Jane Howard: Look at Enron, it was not a judgement that sank [Arthur Andersen], it was the clients.
Arvind Hickman: So the reputational damage that would come from a major lawsuit is what is going to really destroy a firm.
Question from Nicholas Moody: There was a recent judgement in Hong Kong, which was a long running case for Ernst & Young, what are your views on that?
James Mendelssohn: Not big enough. It was £400 million ($630.6 million), where did I find that?
Nicholas Moody: The figures were never disclosed.
Nick Jeffrey: It wasn’t a number in the public domain, but that is a number that seems unlikely at first glance that the local firm could finance on its own.

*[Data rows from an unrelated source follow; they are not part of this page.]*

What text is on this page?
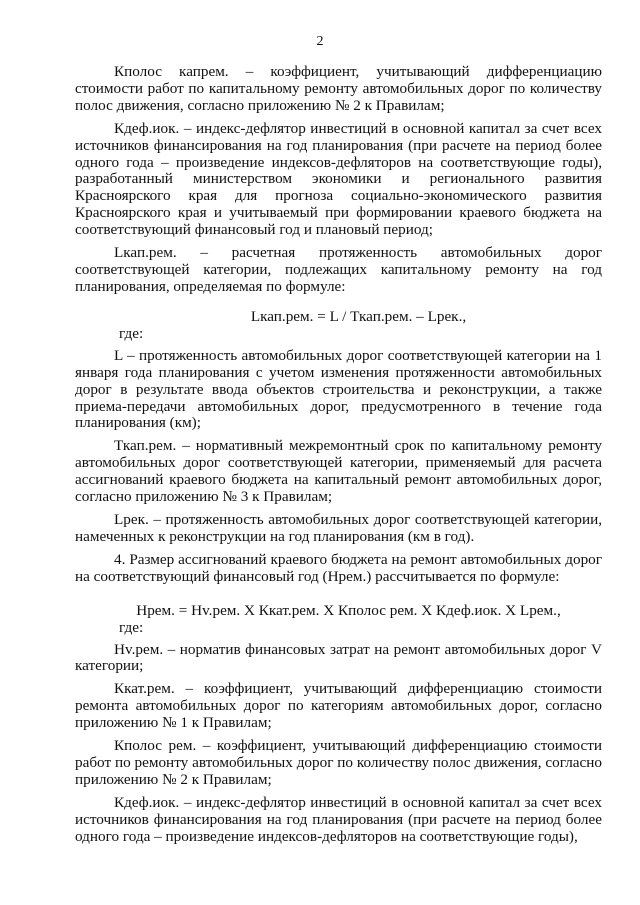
2

Кполос капрем. – коэффициент, учитывающий дифференциацию стоимости работ по капитальному ремонту автомобильных дорог по количеству полос движения, согласно приложению № 2 к Правилам;

Кдеф.иок. – индекс-дефлятор инвестиций в основной капитал за счет всех источников финансирования на год планирования (при расчете на период более одного года – произведение индексов-дефляторов на соответствующие годы), разработанный министерством экономики и регионального развития Красноярского края для прогноза социально-экономического развития Красноярского края и учитываемый при формировании краевого бюджета на соответствующий финансовый год и плановый период;

Lкап.рем. – расчетная протяженность автомобильных дорог соответствующей категории, подлежащих капитальному ремонту на год планирования, определяемая по формуле:

Lкап.рем. = L / Ткап.рем. – Lрек.,

где:

L – протяженность автомобильных дорог соответствующей категории на 1 января года планирования с учетом изменения протяженности автомобильных дорог в результате ввода объектов строительства и реконструкции, а также приема-передачи автомобильных дорог, предусмотренного в течение года планирования (км);

Ткап.рем. – нормативный межремонтный срок по капитальному ремонту автомобильных дорог соответствующей категории, применяемый для расчета ассигнований краевого бюджета на капитальный ремонт автомобильных дорог, согласно приложению № 3 к Правилам;

Lрек. – протяженность автомобильных дорог соответствующей категории, намеченных к реконструкции на год планирования (км в год).

4. Размер ассигнований краевого бюджета на ремонт автомобильных дорог на соответствующий финансовый год (Нрем.) рассчитывается по формуле:

Нрем. = Нv.рем. Х Ккат.рем. Х Кполос рем. Х Кдеф.иок. Х Lрем.,

где:

Нv.рем. – норматив финансовых затрат на ремонт автомобильных дорог V категории;

Ккат.рем. – коэффициент, учитывающий дифференциацию стоимости ремонта автомобильных дорог по категориям автомобильных дорог, согласно приложению № 1 к Правилам;

Кполос рем. – коэффициент, учитывающий дифференциацию стоимости работ по ремонту автомобильных дорог по количеству полос движения, согласно приложению № 2 к Правилам;

Кдеф.иок. – индекс-дефлятор инвестиций в основной капитал за счет всех источников финансирования на год планирования (при расчете на период более одного года – произведение индексов-дефляторов на соответствующие годы),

Coming back to James’ point about regulators, regulators are national and I agree with that entirely, but there are increasingly international organisations of regulators both on the securities side and audit side that are co-operating and they want to know what is happening at an international level – the quality control procedures, how the accounting organisations are safeguarding quality and consistent service throughout the network. Even the UK regulator is not just interested in the UK, they want to know about international procedures and about what is happening elsewhere.
Jean Stephens: It is the same in the US, the same questions.
Paul Ginman: The regulators are asking the member firms ‘you are part of a network, explain what that means and how the quality of other network members’ work is controlled so you can place reliance on the audit’.
Question to David Isherwood: A few Big Four firms have moved towards cross-border integration, such as KPMG in Europe and E&Y. Do you believe other Big Four and mid-tier networks will move to this model?
David Isherwood: There has been some movement in the way they organise themselves but there is no consistency in the way they have done this.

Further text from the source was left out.